The Chartis assessment is the result of approximately two years’ work. Bentley said “pretty significant gaps” were reported, including access to behavioral health care “first and foremost”. Other gaps included access to specialist care, rural health care facilities struggling with connectivity, and access to primary care.

The assessment also showed that almost 50% of people leave the region for health care, especially for specialty reasons.

“We don’t think it has to be that way,” Bentley said. “We believe that over time we can recruit the specialists and we can recruit the talents.”

The assessment pointed out that the Midland-Odessa metropolitan area has “one of the weakest health care economies of any metropolitan area in the entire United States,” according to Bentley.

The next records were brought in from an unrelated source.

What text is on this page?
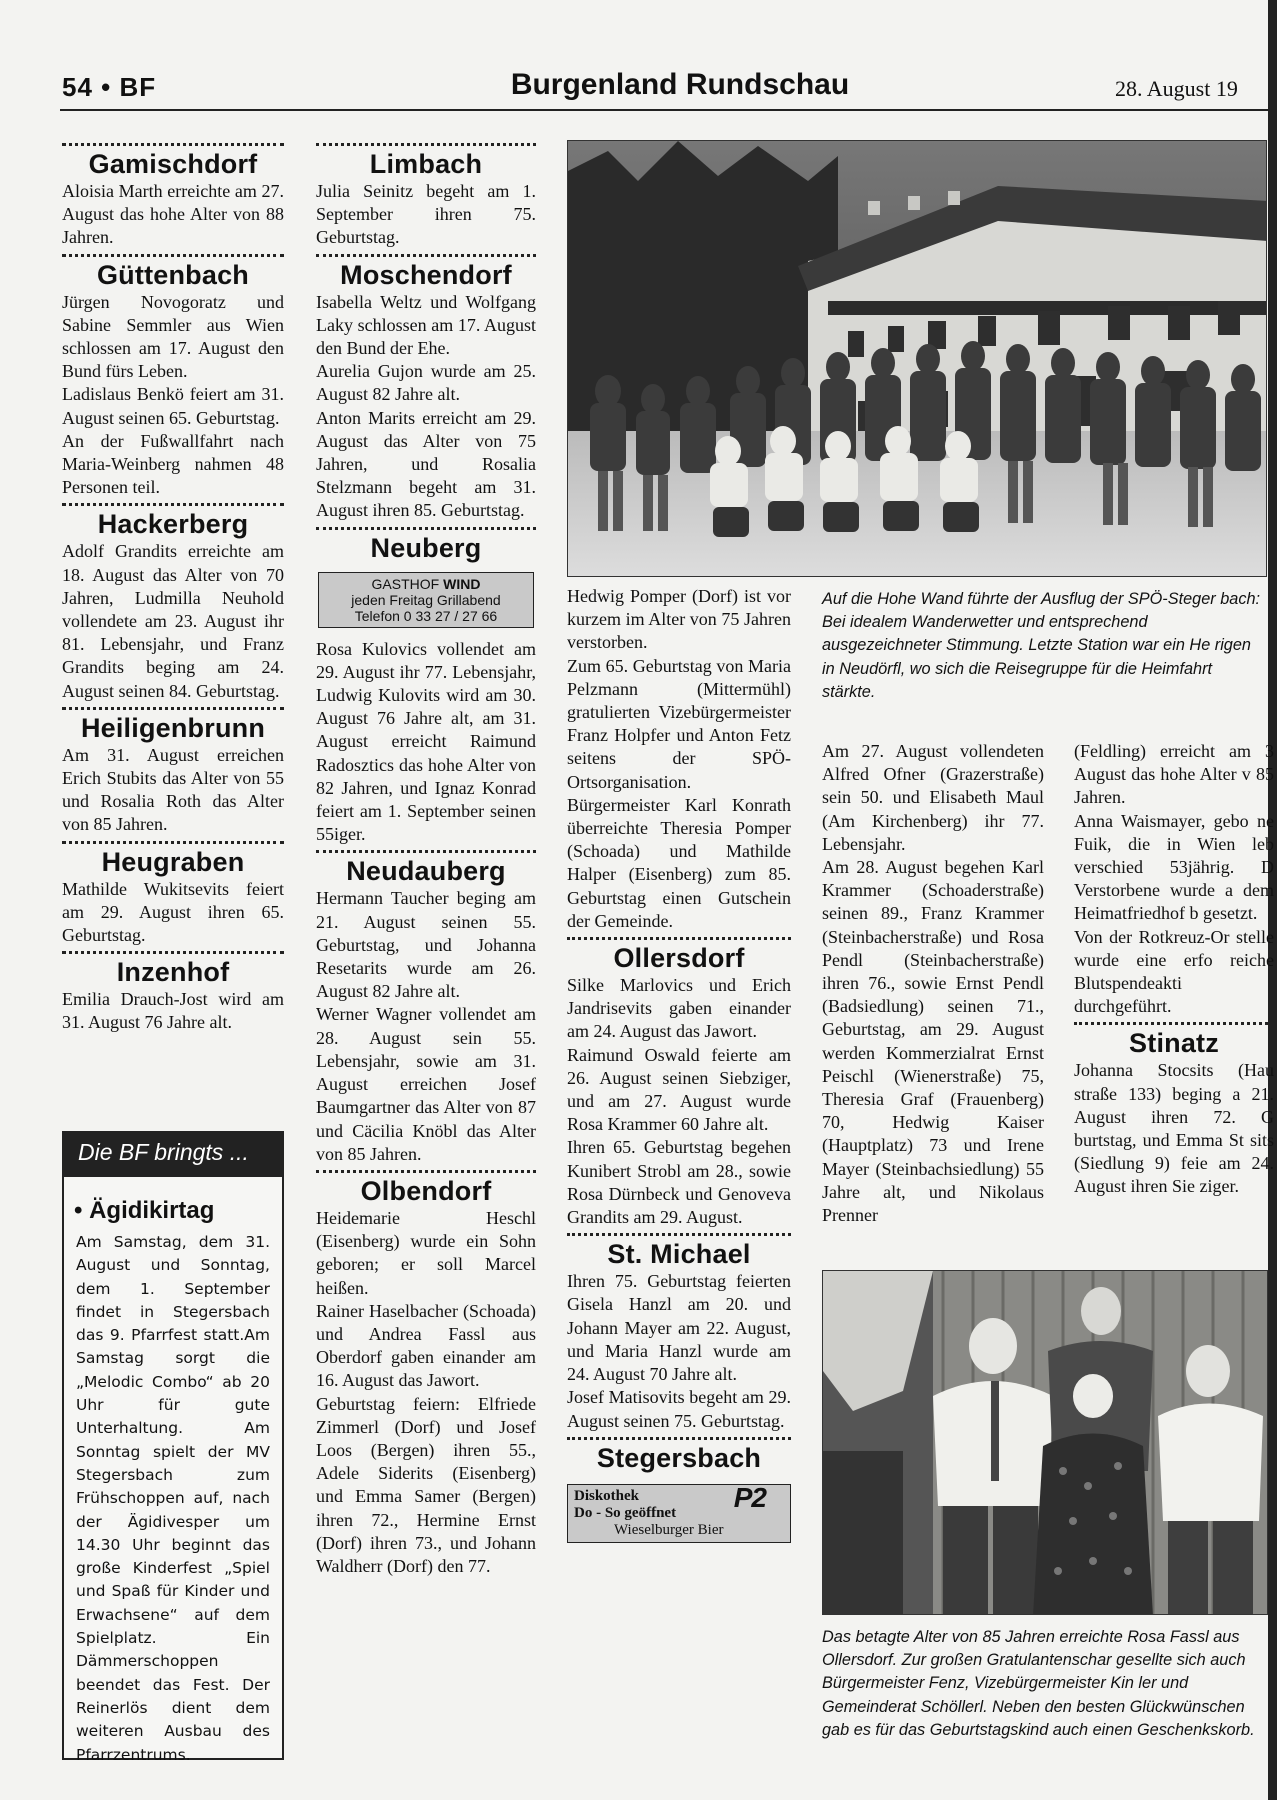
54 • BF	Burgenland Rundschau	28. August 19
Gamischdorf

Aloisia Marth erreichte am 27. August das hohe Alter von 88 Jahren.

Güttenbach

Jürgen Novogoratz und Sabine Semmler aus Wien schlossen am 17. August den Bund fürs Leben.

Ladislaus Benkö feiert am 31. August seinen 65. Geburtstag.

An der Fußwallfahrt nach Maria-Weinberg nahmen 48 Personen teil.

Hackerberg

Adolf Grandits erreichte am 18. August das Alter von 70 Jahren, Ludmilla Neuhold vollendete am 23. August ihr 81. Lebensjahr, und Franz Grandits beging am 24. August seinen 84. Geburtstag.

Heiligenbrunn

Am 31. August erreichen Erich Stubits das Alter von 55 und Rosalia Roth das Alter von 85 Jahren.

Heugraben

Mathilde Wukitsevits feiert am 29. August ihren 65. Geburtstag.

Inzenhof

Emilia Drauch-Jost wird am 31. August 76 Jahre alt.

Die BF bringts ...
• Ägidikirtag
Am Samstag, dem 31. August und Sonntag, dem 1. September findet in Stegersbach das 9. Pfarrfest statt.Am Samstag sorgt die „Melodic Combo“ ab 20 Uhr für gute Unterhaltung. Am Sonntag spielt der MV Stegersbach zum Frühschoppen auf, nach der Ägidivesper um 14.30 Uhr beginnt das große Kinderfest „Spiel und Spaß für Kinder und Erwachsene“ auf dem Spielplatz. Ein Dämmerschoppen beendet das Fest. Der Reinerlös dient dem weiteren Ausbau des Pfarrzentrums.
Limbach

Julia Seinitz begeht am 1. September ihren 75. Geburtstag.

Moschendorf

Isabella Weltz und Wolfgang Laky schlossen am 17. August den Bund der Ehe.

Aurelia Gujon wurde am 25. August 82 Jahre alt.

Anton Marits erreicht am 29. August das Alter von 75 Jahren, und Rosalia Stelzmann begeht am 31. August ihren 85. Geburtstag.

Neuberg
GASTHOF WIND
jeden Freitag Grillabend
Telefon 0 33 27 / 27 66

Rosa Kulovics vollendet am 29. August ihr 77. Lebensjahr, Ludwig Kulovits wird am 30. August 76 Jahre alt, am 31. August erreicht Raimund Radosztics das hohe Alter von 82 Jahren, und Ignaz Konrad feiert am 1. September seinen 55iger.

Neudauberg

Hermann Taucher beging am 21. August seinen 55. Geburtstag, und Johanna Resetarits wurde am 26. August 82 Jahre alt.

Werner Wagner vollendet am 28. August sein 55. Lebensjahr, sowie am 31. August erreichen Josef Baumgartner das Alter von 87 und Cäcilia Knöbl das Alter von 85 Jahren.

Olbendorf

Heidemarie Heschl (Eisenberg) wurde ein Sohn geboren; er soll Marcel heißen.

Rainer Haselbacher (Schoada) und Andrea Fassl aus Oberdorf gaben einander am 16. August das Jawort.

Geburtstag feiern: Elfriede Zimmerl (Dorf) und Josef Loos (Bergen) ihren 55., Adele Siderits (Eisenberg) und Emma Samer (Bergen) ihren 72., Hermine Ernst (Dorf) ihren 73., und Johann Waldherr (Dorf) den 77.

Auf die Hohe Wand führte der Ausflug der SPÖ-Steger bach: Bei idealem Wanderwetter und entsprechend ausgezeichneter Stimmung. Letzte Station war ein He rigen in Neudörfl, wo sich die Reisegruppe für die Heimfahrt stärkte.

Hedwig Pomper (Dorf) ist vor kurzem im Alter von 75 Jahren verstorben.

Zum 65. Geburtstag von Maria Pelzmann (Mittermühl) gratulierten Vizebürgermeister Franz Holpfer und Anton Fetz seitens der SPÖ-Ortsorganisation.

Bürgermeister Karl Konrath überreichte Theresia Pomper (Schoada) und Mathilde Halper (Eisenberg) zum 85. Geburtstag einen Gutschein der Gemeinde.

Ollersdorf

Silke Marlovics und Erich Jandrisevits gaben einander am 24. August das Jawort.

Raimund Oswald feierte am 26. August seinen Siebziger, und am 27. August wurde Rosa Krammer 60 Jahre alt.

Ihren 65. Geburtstag begehen Kunibert Strobl am 28., sowie Rosa Dürnbeck und Genoveva Grandits am 29. August.

St. Michael

Ihren 75. Geburtstag feierten Gisela Hanzl am 20. und Johann Mayer am 22. August, und Maria Hanzl wurde am 24. August 70 Jahre alt.

Josef Matisovits begeht am 29. August seinen 75. Geburtstag.

Stegersbach
Diskothek
Do - So geöffnet
Wieselburger Bier
P2

Am 27. August vollendeten Alfred Ofner (Grazerstraße) sein 50. und Elisabeth Maul (Am Kirchenberg) ihr 77. Lebensjahr.

Am 28. August begehen Karl Krammer (Schoaderstraße) seinen 89., Franz Krammer (Steinbacherstraße) und Rosa Pendl (Steinbacherstraße) ihren 76., sowie Ernst Pendl (Badsiedlung) seinen 71., Geburtstag, am 29. August werden Kommerzialrat Ernst Peischl (Wienerstraße) 75, Theresia Graf (Frauenberg) 70, Hedwig Kaiser (Hauptplatz) 73 und Irene Mayer (Steinbachsiedlung) 55 Jahre alt, und Nikolaus Prenner

(Feldling) erreicht am 3 August das hohe Alter v 85 Jahren.

Anna Waismayer, gebo ne Fuik, die in Wien leb verschied 53jährig. D Verstorbene wurde a dem Heimatfriedhof b gesetzt.

Von der Rotkreuz-Or stelle wurde eine erfo reiche Blutspendeakti durchgeführt.

Stinatz

Johanna Stocsits (Hau straße 133) beging a 21. August ihren 72. G burtstag, und Emma St sits (Siedlung 9) feie am 24. August ihren Sie ziger.

Das betagte Alter von 85 Jahren erreichte Rosa Fassl aus Ollersdorf. Zur großen Gratulantenschar gesellte sich auch Bürgermeister Fenz, Vizebürgermeister Kin ler und Gemeinderat Schöllerl. Neben den besten Glückwünschen gab es für das Geburtstagskind auch einen Geschenkskorb.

“So if Midland Odessa’s healthcare economy was at the same level as the national average, our total healthcare economy would be around $4.5 billion,” Bentley said. “We’re about $1.5 billion short of being on par with the national average.”

“We also know that when you invest in health care like other places have, it helps your overall economy, you live in a much healthier place, and it creates economic diversity, which even my businesses would say. it’s a wonderful and healthy thing. ”

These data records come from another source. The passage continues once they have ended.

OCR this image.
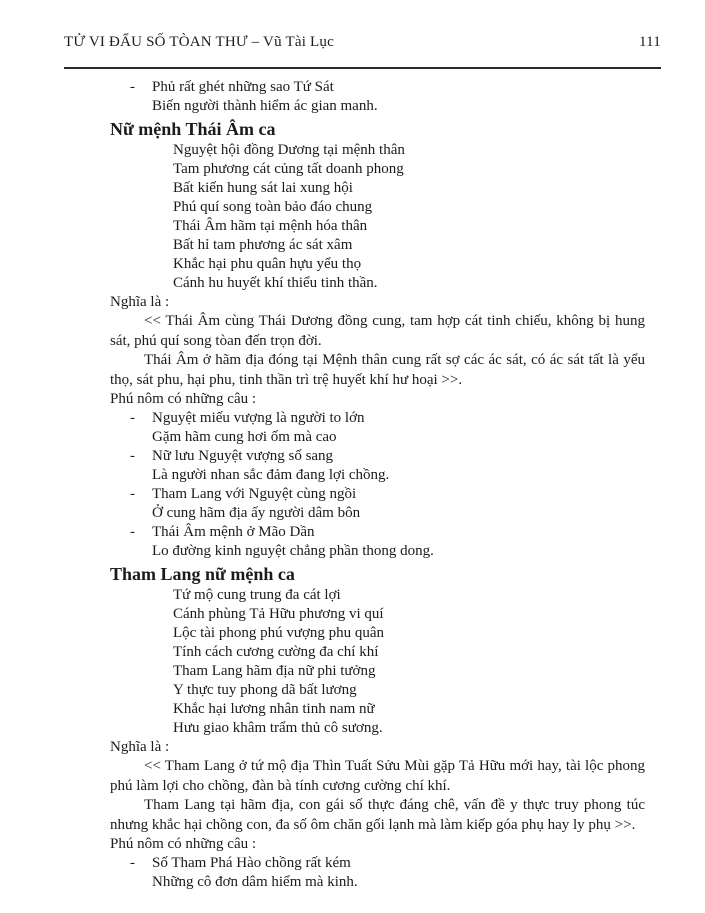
TỬ VI ĐẨU SỐ TÒAN THƯ – Vũ Tài Lục	111
-	Phủ rất ghét những sao Tứ Sát
Biến người thành hiểm ác gian manh.
Nữ mệnh Thái Âm ca
Nguyệt hội đồng Dương tại mệnh thân
Tam phương cát củng tất doanh phong
Bất kiến hung sát lai xung hội
Phú quí song toàn bảo đáo chung
Thái Âm hãm tại mệnh hóa thân
Bất hỉ tam phương ác sát xâm
Khắc hại phu quân hựu yểu thọ
Cánh hu huyết khí thiểu tinh thần.
Nghĩa là :
<< Thái Âm cùng Thái Dương đồng cung, tam hợp cát tinh chiếu, không bị hung sát, phú quí song tòan đến trọn đời.
Thái Âm ở hãm địa đóng tại Mệnh thân cung rất sợ các ác sát, có ác sát tất là yểu thọ, sát phu, hại phu, tinh thần trì trệ huyết khí hư hoại >>.
Phú nôm có những câu :
-	Nguyệt miếu vượng là người to lớn
Gặm hãm cung hơi ốm mà cao
-	Nữ lưu Nguyệt vượng số sang
Là người nhan sắc đảm đang lợi chồng.
-	Tham Lang với Nguyệt cùng ngồi
Ở cung hãm địa ấy người dâm bôn
-	Thái Âm mệnh ở Mão Dần
Lo đường kinh nguyệt chẳng phần thong dong.
Tham Lang nữ mệnh ca
Tứ mộ cung trung đa cát lợi
Cánh phùng Tả Hữu phương vi quí
Lộc tài phong phú vượng phu quân
Tính cách cương cường đa chí khí
Tham Lang hãm địa nữ phi tưởng
Y thực tuy phong dã bất lương
Khắc hại lương nhân tinh nam nữ
Hưu giao khâm trẩm thủ cô sương.
Nghĩa là :
<< Tham Lang ở tứ mộ địa Thìn Tuất Sửu Mùi gặp Tả Hữu mới hay, tài lộc phong phú làm lợi cho chồng, đàn bà tính cương cường chí khí.
Tham Lang tại hãm địa, con gái số thực đáng chê, vấn đề y thực truy phong túc nhưng khắc hại chồng con, đa số ôm chăn gối lạnh mà làm kiếp góa phụ hay ly phụ >>.
Phú nôm có những câu :
-	Số Tham Phá Hào chồng rất kém
Những cô đơn dâm hiểm mà kinh.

Finally, the evaluation pointed out that a regional approach to health care could benefit the region as there were duplicate efforts that made health care less efficient.

“And really, as we started looking at the valuation, we thought, why don’t we think bigger?” said Bentley. “All eyes are on the Permian Basin right now. And they will continue to be for the foreseeable future. We believe it is our duty to ensure that we continue to do what we do best. , which is to produce clean, reliable energy and that we need to have a healthy community to be able to do that.

“These are great and noble goals”

If Midland-Odessa officials did more than fill the gaps in regional health care and tried to make the Permian Basin a health care destination with a “world-class health care hub,” it wouldn’t happen. overnight. If the communities decide to create options for women and children, cancer patients, trauma patients, a teaching hospital or other things that bring people from all over the region to Midland-Odessa, the deadline is closer 15 to 20 years (if at all).

“But I think if we don’t do that, we’re doing ourselves a disservice by not looking into whether those things are even possible or not,” Bentley said. “Maybe the answer comes back and it’s just too long for the Permian to welcome something like that. But at least we know. And at least we’ve done our homework. is unavoidable, with the exception of the behavioral health center.

Bentley said there were no plans to empty buildings (contradicting media reports earlier this week) at a healthcare facility in Midland-Odessa. She said it is entirely premature to determine specifics, including location, project price or plans for the project. Officials from the Midland and Odessa hospital districts would agree, as the tax money they currently receive could only be diverted to a health organization in the Permian Basin with voter approval.

Higher-level conversations are what’s happening right now, Bentley said. Those conversations would then likely involve state lawmakers about what investments the legislature would be willing to make — or, as local residents say, how much money the Permian Basin sends Austin might be sent back to take into account. responsible for health care in the region.

In the last session, organizations like the PSP and the Midland-Odessa Transportation Alliance helped push for road commitments of more than $600 million to be possible. The regional also received this $40 million for a mental health facility.

Bentley said there was participation from those at Midland Health, MCH in Odessa and more rural hospitals in southeast New Mexico and west Texas. If the plan continues, further community input will be required.

“As we start going through more information and the assessment, and really focusing on what’s doable and what’s not, we planned to absolutely have discussions and engage the community. “Bentley said.

Upcoming Tuesday: The conversation discusses the assessment’s look at emergency care in the region, PSP’s investment in healthcare, and other potential barriers that need to be overcome.